Magic Tree Bookstore (141 N. Oak Park Avenue, Oak Park, IL 60301)
Sunday, February 17, 2008 at 1 p.m.
note the hood ornament, just like the illustration
I ordered a cake from a fellow SCBWI-IL member who is a fabulous baker. She made the most delicious cake to look exactly like the truck in the book. I bought lemonade and brought my suitcase full of trucks. I was ready to party!
A huge number of my friends showed up, with and without with small kids. The Magic Tree had rolled away several of their bookstands to clear a large space on the floor and laid down picnic blankets for the children to sit on. I pulled out my trucks and the kids started playing with the trucks. I read the story aloud, using the trucks and my shoebox viaduct to act out the story. Then I cut the truck cake and we celebrated with cake and lemonade, and while people enjoyed the cake and chatted, I signed book after book after book. The kids played with the trucks on the floor. The good news and the bad news is we ran out of books to sell! The Magic Tree staff said that had never happened at a signing before. But I think I should have warned them about how many people I had invited. We sold over 40 books and many more were ordered.

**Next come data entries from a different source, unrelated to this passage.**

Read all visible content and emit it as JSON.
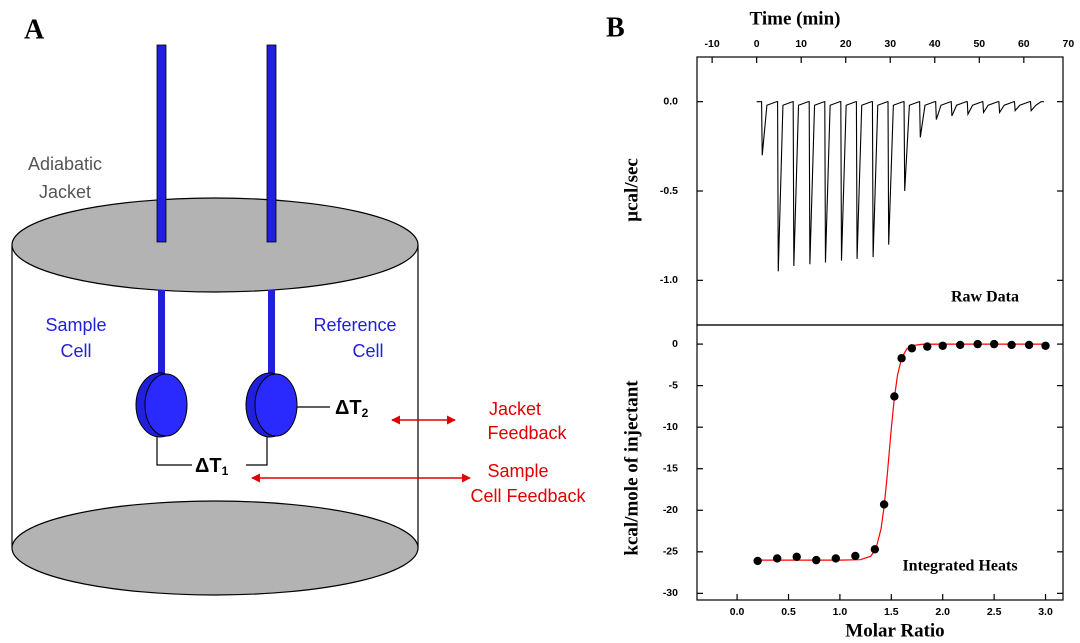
{
  "panel_a": {
    "label": "A",
    "jacket_label": [
      "Adiabatic",
      "Jacket"
    ],
    "sample_cell": [
      "Sample",
      "Cell"
    ],
    "reference_cell": [
      "Reference",
      "Cell"
    ],
    "delta_t2": {
      "symbol": "ΔT",
      "subscript": "2"
    },
    "delta_t1": {
      "symbol": "ΔT",
      "subscript": "1"
    },
    "jacket_feedback": [
      "Jacket",
      "Feedback"
    ],
    "sample_feedback": [
      "Sample",
      "Cell Feedback"
    ]
  },
  "panel_b_label": "B",
  "chart_data": [
    {
      "type": "line",
      "x_label": "Time (min)",
      "y_label": "µcal/sec",
      "annotation": "Raw Data",
      "color": "#000000",
      "xlim": [
        -13.4,
        68.8
      ],
      "xticks": [
        -10,
        0,
        10,
        20,
        30,
        40,
        50,
        60,
        70
      ],
      "ylim": [
        -1.25,
        0.25
      ],
      "yticks": [
        {
          "value": 0,
          "label": "0.0"
        },
        {
          "value": -0.5,
          "label": "-0.5"
        },
        {
          "value": -1,
          "label": "-1.0"
        }
      ],
      "x": [
        0,
        1.1,
        1.25,
        2.3,
        4.5,
        4.7,
        4.85,
        5.9,
        8.1,
        8.2,
        8.35,
        9.4,
        11.6,
        11.8,
        11.95,
        13.0,
        15.2,
        15.3,
        15.45,
        16.5,
        18.7,
        18.9,
        19.05,
        20.1,
        22.3,
        22.4,
        22.55,
        23.6,
        25.8,
        26.0,
        26.15,
        27.2,
        29.4,
        29.5,
        29.65,
        30.7,
        32.9,
        33.1,
        33.25,
        34.3,
        36.5,
        36.6,
        36.75,
        37.8,
        40.0,
        40.2,
        40.35,
        41.4,
        43.6,
        43.7,
        43.85,
        44.9,
        47.1,
        47.3,
        47.45,
        48.5,
        50.7,
        50.8,
        50.95,
        52.0,
        54.2,
        54.4,
        54.55,
        55.6,
        57.8,
        57.9,
        58.05,
        59.1,
        61.3,
        61.5,
        61.65,
        62.7,
        63.9,
        64.5
      ],
      "values": [
        0,
        0,
        -0.3,
        -0.02,
        0,
        0,
        -0.95,
        -0.02,
        0,
        0,
        -0.92,
        -0.02,
        0,
        0,
        -0.91,
        -0.02,
        0,
        0,
        -0.9,
        -0.02,
        0,
        0,
        -0.89,
        -0.02,
        0,
        0,
        -0.88,
        -0.02,
        0,
        0,
        -0.87,
        -0.02,
        0,
        0,
        -0.8,
        -0.02,
        0,
        0,
        -0.5,
        -0.02,
        0,
        0,
        -0.2,
        -0.02,
        0,
        0,
        -0.1,
        -0.02,
        0,
        0,
        -0.08,
        -0.02,
        0,
        0,
        -0.07,
        -0.02,
        0,
        0,
        -0.06,
        -0.02,
        0,
        0,
        -0.06,
        -0.02,
        0,
        0,
        -0.05,
        -0.02,
        0,
        0,
        -0.05,
        -0.02,
        0,
        0
      ]
    },
    {
      "type": "scatter",
      "x_label": "Molar Ratio",
      "y_label": "kcal/mole of injectant",
      "annotation": "Integrated Heats",
      "xlim": [
        -0.39,
        3.17
      ],
      "xticks": [
        {
          "value": 0,
          "label": "0.0"
        },
        0.5,
        {
          "value": 1,
          "label": "1.0"
        },
        1.5,
        {
          "value": 2,
          "label": "2.0"
        },
        2.5,
        {
          "value": 3,
          "label": "3.0"
        }
      ],
      "ylim": [
        -30.8,
        2.3
      ],
      "yticks": [
        0,
        -5,
        -10,
        -15,
        -20,
        -25,
        -30
      ],
      "series": [
        {
          "type": "scatter",
          "color": "#000000",
          "x": [
            0.2,
            0.39,
            0.58,
            0.77,
            0.96,
            1.15,
            1.34,
            1.43,
            1.53,
            1.6,
            1.7,
            1.85,
            2.0,
            2.17,
            2.34,
            2.5,
            2.67,
            2.84,
            3.0
          ],
          "values": [
            -26.1,
            -25.8,
            -25.6,
            -26.0,
            -25.8,
            -25.5,
            -24.7,
            -19.3,
            -6.3,
            -1.7,
            -0.5,
            -0.3,
            -0.2,
            -0.1,
            0,
            0,
            -0.1,
            -0.1,
            -0.2
          ]
        },
        {
          "type": "line",
          "color": "#ff0000",
          "x": [
            0.2,
            0.6,
            1.0,
            1.2,
            1.3,
            1.35,
            1.4,
            1.43,
            1.46,
            1.48,
            1.5,
            1.53,
            1.56,
            1.6,
            1.65,
            1.7,
            1.8,
            2.0,
            2.5,
            3.0
          ],
          "values": [
            -26.0,
            -26.0,
            -26.0,
            -25.95,
            -25.53,
            -24.63,
            -22.24,
            -19.56,
            -15.84,
            -13.0,
            -10.16,
            -6.44,
            -3.76,
            -1.69,
            -0.58,
            -0.19,
            -0.02,
            0,
            0,
            0
          ]
        }
      ]
    }
  ]
}
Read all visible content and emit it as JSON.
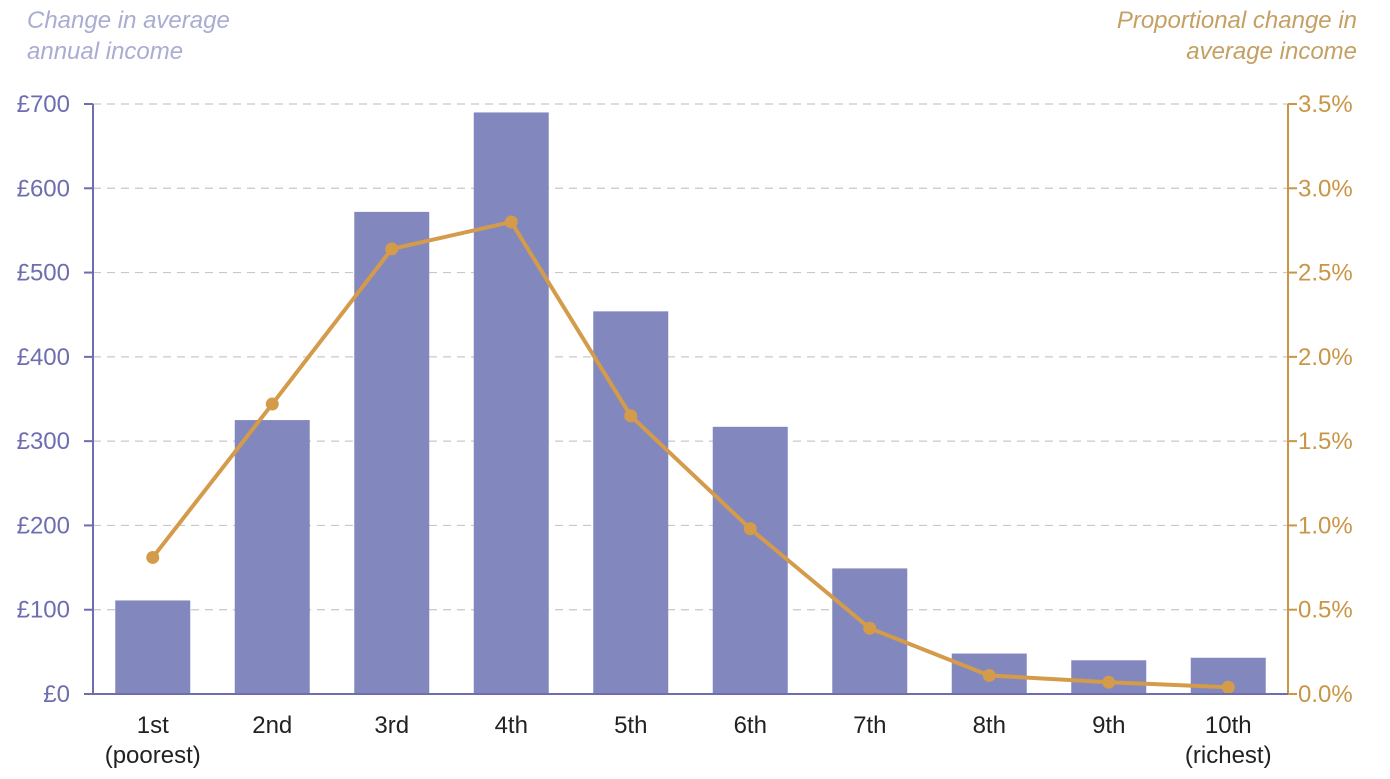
{
  "chart_data": {
    "type": "bar",
    "categories": [
      [
        "1st",
        "(poorest)"
      ],
      [
        "2nd"
      ],
      [
        "3rd"
      ],
      [
        "4th"
      ],
      [
        "5th"
      ],
      [
        "6th"
      ],
      [
        "7th"
      ],
      [
        "8th"
      ],
      [
        "9th"
      ],
      [
        "10th",
        "(richest)"
      ]
    ],
    "series": [
      {
        "type": "bar",
        "axis": "left",
        "values": [
          111,
          325,
          572,
          690,
          454,
          317,
          149,
          48,
          40,
          43
        ]
      },
      {
        "type": "line",
        "axis": "right",
        "values": [
          0.81,
          1.72,
          2.64,
          2.8,
          1.65,
          0.98,
          0.39,
          0.11,
          0.07,
          0.04
        ]
      }
    ],
    "y_left": {
      "label_lines": [
        "Change in average",
        "annual income"
      ],
      "ticks": [
        "£0",
        "£100",
        "£200",
        "£300",
        "£400",
        "£500",
        "£600",
        "£700"
      ],
      "ylim": [
        0,
        700
      ]
    },
    "y_right": {
      "label_lines": [
        "Proportional change in",
        "average income"
      ],
      "ticks": [
        "0.0%",
        "0.5%",
        "1.0%",
        "1.5%",
        "2.0%",
        "2.5%",
        "3.0%",
        "3.5%"
      ],
      "ylim": [
        0,
        3.5
      ]
    },
    "grid": true,
    "colors": {
      "bar": "#8288bd",
      "line": "#d49b4a",
      "left_axis": "#6d6db0",
      "right_axis": "#c99546",
      "left_title": "#a9acd3",
      "right_title": "#c4a064",
      "grid": "#c8c8c8"
    }
  }
}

What did I learn from this event? Quite a lot. Number one, it really pays to know your local bookseller. The staff at the Magic Tree have taught me so much, including which publishers they like (Charlesbridge is one of them), which books are selling well, what books they would like to see published (broken bones is a topic they would like to see covered). I have attended many author/illustrator events there and make it a point to get to as many as I can just to see what other authors do, how they interact with their audience, what visual aids they bring. I like to discuss books with the staff because they are avid readers who enjoy the literature they sell. And they even referred me to another independent bookstore about an hour away and I have arranged to do a story hour with them in a few weeks.
What else did I learn? Let the bookstore know if I have reason to believe there will be a huge demand for books. I never asked the Magic Tree how many books they had ordered, but when I realized how many people might show up I knew they would not have ordered enough. Luckily, most of these people are good friends of mine and they are going to buy the book even if they have to order it. But there definitely was a “heat of the moment” feel to the party and it would have been good to not run out.
And lastly, I learned that I should not depend solely on the bookstore to send out press releases to the local papers. Partly, the paper wants the store to advertise and is reluctant to cover events it feels are just free publicity. And partly, the bookstore owners are just as busy as I am. And partly, if the paper gets more than one press release about an up-coming event, it might pay more attention. Contacting the local media is something I need to work at still. But as I say, I’m learning as I go.
And I also realized that, while the suitcase full of trucks is a great visual aid and attention-getter, it can also be a distraction. I am learning how to coordinate playing with the trucks with reading the book, but it takes practice.